I wonder if this will feed back into the ISTQB/ISEB certification as well.
I certainly don't want to knock any of the people who've drafted the standard. Perhaps I erred on the side of impact rather than thoughtfulness in the first few paragraphs. I doubt if I'd disagree with Anne-Marie on the content of any particular part of the standard, and if I disagreed with her about how it should be applied then my first reaction would be to question my own judgement. That's not really my point, however. It's the bigger picture of how the standard will be used and abused that concerns me.
Actually I have read parts 2 and 3 of the standard (they are still in a draft state) and what amazed me most was the lack of "one true way", especially in part 3 "Test Documentation".
They did a good job encouraging thinking, for example the words "variations", "lighter" or "Agile" can be found in the examples Annexes.
That's interesting. The drafts don't seem to be publicly available. What I've seen isn't encouraging. The only downloadable document is a presentation from 2010 that doesn't mention "variations" or "lighter". It refers to Agile and iteration only in passing when it mentions the need for trialling the standard in all project types.
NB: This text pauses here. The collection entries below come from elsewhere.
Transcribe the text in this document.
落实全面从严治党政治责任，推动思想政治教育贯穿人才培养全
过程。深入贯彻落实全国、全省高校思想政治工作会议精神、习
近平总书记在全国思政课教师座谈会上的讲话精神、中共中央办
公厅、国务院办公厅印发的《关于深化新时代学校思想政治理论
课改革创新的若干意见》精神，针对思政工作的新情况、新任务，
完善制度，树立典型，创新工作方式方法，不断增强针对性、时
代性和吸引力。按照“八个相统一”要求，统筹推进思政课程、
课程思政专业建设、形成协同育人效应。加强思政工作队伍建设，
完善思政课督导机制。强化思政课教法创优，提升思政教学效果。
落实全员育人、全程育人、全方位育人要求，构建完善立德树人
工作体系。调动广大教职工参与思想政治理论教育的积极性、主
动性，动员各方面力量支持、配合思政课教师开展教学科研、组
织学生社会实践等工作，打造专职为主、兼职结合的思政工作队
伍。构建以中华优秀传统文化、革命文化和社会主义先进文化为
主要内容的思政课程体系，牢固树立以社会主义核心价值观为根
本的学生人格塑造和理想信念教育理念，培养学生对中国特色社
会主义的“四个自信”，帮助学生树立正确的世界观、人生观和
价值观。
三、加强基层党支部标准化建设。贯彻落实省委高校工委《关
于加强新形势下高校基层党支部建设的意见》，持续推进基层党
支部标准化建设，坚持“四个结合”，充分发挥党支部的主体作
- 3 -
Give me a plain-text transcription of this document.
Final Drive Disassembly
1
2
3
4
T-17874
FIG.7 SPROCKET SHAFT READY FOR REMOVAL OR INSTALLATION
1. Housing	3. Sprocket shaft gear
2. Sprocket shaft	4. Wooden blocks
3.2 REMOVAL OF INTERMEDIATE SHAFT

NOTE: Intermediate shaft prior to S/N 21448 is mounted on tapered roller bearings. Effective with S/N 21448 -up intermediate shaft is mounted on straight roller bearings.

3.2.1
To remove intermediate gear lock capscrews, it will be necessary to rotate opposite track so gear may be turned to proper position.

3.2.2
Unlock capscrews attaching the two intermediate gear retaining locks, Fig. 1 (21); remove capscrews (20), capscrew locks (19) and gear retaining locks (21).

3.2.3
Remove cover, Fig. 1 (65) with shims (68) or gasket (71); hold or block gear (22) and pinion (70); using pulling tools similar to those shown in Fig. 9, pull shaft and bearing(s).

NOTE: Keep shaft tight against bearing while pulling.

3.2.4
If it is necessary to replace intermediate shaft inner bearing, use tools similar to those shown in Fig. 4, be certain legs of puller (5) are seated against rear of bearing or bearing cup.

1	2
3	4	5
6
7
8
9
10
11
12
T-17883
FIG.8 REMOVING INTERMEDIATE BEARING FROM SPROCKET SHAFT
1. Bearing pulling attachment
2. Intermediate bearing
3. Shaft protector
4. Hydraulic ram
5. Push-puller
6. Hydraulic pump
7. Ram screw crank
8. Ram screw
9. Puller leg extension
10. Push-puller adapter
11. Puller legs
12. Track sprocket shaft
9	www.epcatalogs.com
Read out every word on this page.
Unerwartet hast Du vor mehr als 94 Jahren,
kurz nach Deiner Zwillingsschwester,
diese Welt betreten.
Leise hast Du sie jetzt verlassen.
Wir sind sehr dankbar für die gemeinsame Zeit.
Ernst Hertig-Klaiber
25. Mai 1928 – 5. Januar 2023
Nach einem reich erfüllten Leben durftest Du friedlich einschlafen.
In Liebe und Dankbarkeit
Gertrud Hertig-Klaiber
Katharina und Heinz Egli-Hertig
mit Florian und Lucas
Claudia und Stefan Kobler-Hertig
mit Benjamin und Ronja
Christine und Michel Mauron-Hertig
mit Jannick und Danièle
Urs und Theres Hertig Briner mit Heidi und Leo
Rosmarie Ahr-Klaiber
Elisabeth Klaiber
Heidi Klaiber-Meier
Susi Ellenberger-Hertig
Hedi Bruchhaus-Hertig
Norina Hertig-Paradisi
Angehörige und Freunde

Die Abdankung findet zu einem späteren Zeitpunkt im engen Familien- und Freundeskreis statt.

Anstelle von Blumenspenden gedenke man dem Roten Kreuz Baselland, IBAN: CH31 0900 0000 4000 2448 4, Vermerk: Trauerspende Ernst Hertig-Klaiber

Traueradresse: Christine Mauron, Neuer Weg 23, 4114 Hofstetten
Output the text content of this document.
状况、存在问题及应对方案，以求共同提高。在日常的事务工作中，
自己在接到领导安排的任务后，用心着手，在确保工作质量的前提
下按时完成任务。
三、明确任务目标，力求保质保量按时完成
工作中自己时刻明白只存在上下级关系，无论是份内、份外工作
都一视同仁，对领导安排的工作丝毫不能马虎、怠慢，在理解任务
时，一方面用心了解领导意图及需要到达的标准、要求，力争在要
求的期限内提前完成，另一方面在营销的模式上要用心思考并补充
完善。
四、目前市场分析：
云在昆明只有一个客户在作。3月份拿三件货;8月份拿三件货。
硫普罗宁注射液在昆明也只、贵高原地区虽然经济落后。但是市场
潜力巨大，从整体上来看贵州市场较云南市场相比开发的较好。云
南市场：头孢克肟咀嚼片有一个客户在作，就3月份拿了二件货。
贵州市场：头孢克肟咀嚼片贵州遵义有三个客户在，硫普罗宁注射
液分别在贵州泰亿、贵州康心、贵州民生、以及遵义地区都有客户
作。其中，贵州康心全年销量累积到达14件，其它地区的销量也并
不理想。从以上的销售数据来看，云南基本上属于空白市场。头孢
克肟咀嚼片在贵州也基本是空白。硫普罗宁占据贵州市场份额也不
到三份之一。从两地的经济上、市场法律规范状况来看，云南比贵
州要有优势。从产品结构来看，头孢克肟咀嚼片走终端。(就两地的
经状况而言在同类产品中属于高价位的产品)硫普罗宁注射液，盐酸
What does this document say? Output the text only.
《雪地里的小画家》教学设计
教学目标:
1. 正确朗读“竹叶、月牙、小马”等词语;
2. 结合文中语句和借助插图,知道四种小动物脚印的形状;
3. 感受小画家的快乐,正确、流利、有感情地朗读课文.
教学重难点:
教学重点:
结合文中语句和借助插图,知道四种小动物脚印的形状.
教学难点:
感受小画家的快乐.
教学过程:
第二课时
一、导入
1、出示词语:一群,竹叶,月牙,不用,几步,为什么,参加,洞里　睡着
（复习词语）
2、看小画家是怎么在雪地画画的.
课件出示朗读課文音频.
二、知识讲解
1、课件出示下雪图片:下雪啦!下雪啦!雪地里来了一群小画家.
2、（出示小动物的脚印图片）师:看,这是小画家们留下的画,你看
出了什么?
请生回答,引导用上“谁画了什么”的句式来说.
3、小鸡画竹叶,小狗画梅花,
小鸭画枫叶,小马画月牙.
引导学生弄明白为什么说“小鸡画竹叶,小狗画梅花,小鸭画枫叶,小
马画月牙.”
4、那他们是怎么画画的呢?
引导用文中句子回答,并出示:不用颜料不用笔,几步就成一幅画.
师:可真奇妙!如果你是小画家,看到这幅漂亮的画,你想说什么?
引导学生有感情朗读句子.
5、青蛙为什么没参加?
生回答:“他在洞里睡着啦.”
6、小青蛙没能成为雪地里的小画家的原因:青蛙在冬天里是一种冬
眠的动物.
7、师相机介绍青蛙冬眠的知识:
I'll be very interested to see how they strike the balance between being overly prescriptive and losing relevance on the one hand, and being too high level to offer practical guidance on the other. And above all I'm keen to see whether they can define the standard, and make it tailorable, in such a way that it supports testers who are trying to adapt it to their particular project, and frustrates lawyers, senior management et al who want to use it to provide a suffocating blanket of documentation.
search the ISO store for it http://www.iso.org/iso/store.htm
part 1 and 4 are not for sale yet, part 2 costs 66CHF and part 3 costs 98CHF.
Ah... the word "context" appears 28 times in part 3 of the document :)
I see the standards like the filling in a sandwich - the bottom slice of bread are those that don't really know what they are doing, just starting, or looking for info, and hopefully use the standards to rise to an acceptable level of foundation, whereas the top slice are those who have experience and know how, and use what they require from the standards while applying their own methods where necessary. For those that will mandate the standards I think you will find will find something to mandate, so it may as well be the testing standard (better the devil you know than the devil you don't right?).